C# language, C++, CodeProject, GPGPU, Technical

Faster Sorting in C# by Utilizing GPU with NVIDIA CUDA


On this post I would like to give an entry level example how you can use NVIDIA CUDA technology to achieve better performance within C# with minimum possible amount of code. This is a very specific scenario where the main application is in C#, and the sorting algorithm is provided in C++ as an API and you have an NVIDIA CUDA capable graphics card. I hope this basic sample will give you some insight and encourage you to invest into parallel technologies.


Parallel Computing
For more than two decades CPUs drove rapid performance increase and price reductions. With that, we may get used to having speed boost of our code running on a new piece of hardware. As you may recall, this relentless performance improvement is described with two words: Moore’s law. While the continuation of Moore’s law is debated on many platforms, because of the slow down starting at 2003, many of us already jumped to the parallel bandwagon using systems based on SIMD or MIMD models. With parallel computing, application logic suitable for parallelization will most likely run faster without waiting for tomorrow’s hardware. (It is “most likely” because there are theoretical limits explained by Amdahl’s law.)
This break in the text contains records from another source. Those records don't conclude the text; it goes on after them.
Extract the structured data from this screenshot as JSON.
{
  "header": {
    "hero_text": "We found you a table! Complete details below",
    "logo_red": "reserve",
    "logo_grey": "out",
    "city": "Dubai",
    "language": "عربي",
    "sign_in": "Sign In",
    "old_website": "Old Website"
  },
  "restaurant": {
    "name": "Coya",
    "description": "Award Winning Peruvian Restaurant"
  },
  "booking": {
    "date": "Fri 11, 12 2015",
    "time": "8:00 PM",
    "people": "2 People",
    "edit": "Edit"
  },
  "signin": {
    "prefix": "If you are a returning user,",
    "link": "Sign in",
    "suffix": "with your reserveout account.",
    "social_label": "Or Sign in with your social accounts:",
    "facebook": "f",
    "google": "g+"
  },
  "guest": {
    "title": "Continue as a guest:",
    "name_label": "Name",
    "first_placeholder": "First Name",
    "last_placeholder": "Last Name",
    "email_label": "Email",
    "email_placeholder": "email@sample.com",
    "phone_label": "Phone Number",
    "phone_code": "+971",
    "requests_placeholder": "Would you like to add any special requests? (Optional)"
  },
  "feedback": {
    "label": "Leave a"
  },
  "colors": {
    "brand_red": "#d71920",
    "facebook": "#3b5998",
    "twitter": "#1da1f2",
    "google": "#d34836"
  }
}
A GPU is a massively multithreaded processor which supports thousands of concurrent threads. Using GPU to do general purpose scientific and engineering computing is named GPGPU. NVIDIA is one of the leading GPU manufacturers and they are providing fully programmable GPU technology for high-level languages like C, C++ and Fortran with the architecture named CUDA. The NVIDIA hardware uses the SIMT (single-instruction multiple-thread) execution model rather than the popular SIMD model. I gave a SIMD example in one my previous posts, how to utilize an SSE4 CPU instruction within C#. And in this post we will be using SIMT execution model through NVIDIA CUDA. (Under the cover, on SIMD multiple data elements for a single instruction are collected and packed into a single register. On the other hand on SIMT, all threads process data in their own registers. )

Writing code using CUDA API is very powerful in terms of controlling the hardware, but it requires to handle memory and execution which is outside the scope of this post. Therefore I’ll use a high-level programming interface named Thrust. As describe at http://code.google.com/p/thrust/, Thrust is a CUDA library of parallel algorithms with an interface resembling the C++ Standard Template Library (STL). Thrust library provides many fundamental programming logic like sorting, prefix-sums, reductions, transformations etc..

Thrust consists of header files and is distributed with CUDA 4.0 installation. Therefore, you don’t have to install it additionally.

Radix Sort
The reason I choose sorting is that it is a widely used fundamental computational building block to many problems. Radix sort is one of the oldest algorithms and is very efficient for sorting small keys sequentially with the algorithmic complexity of O(n). One of the two sorting algorithms Thrust provides is Radix Sort, therefore thrust fits our example very well. There is a paper about Designing Efficient Sorting Algorithms for Manycore GPUs, which explains how the algorithm works on the GPU.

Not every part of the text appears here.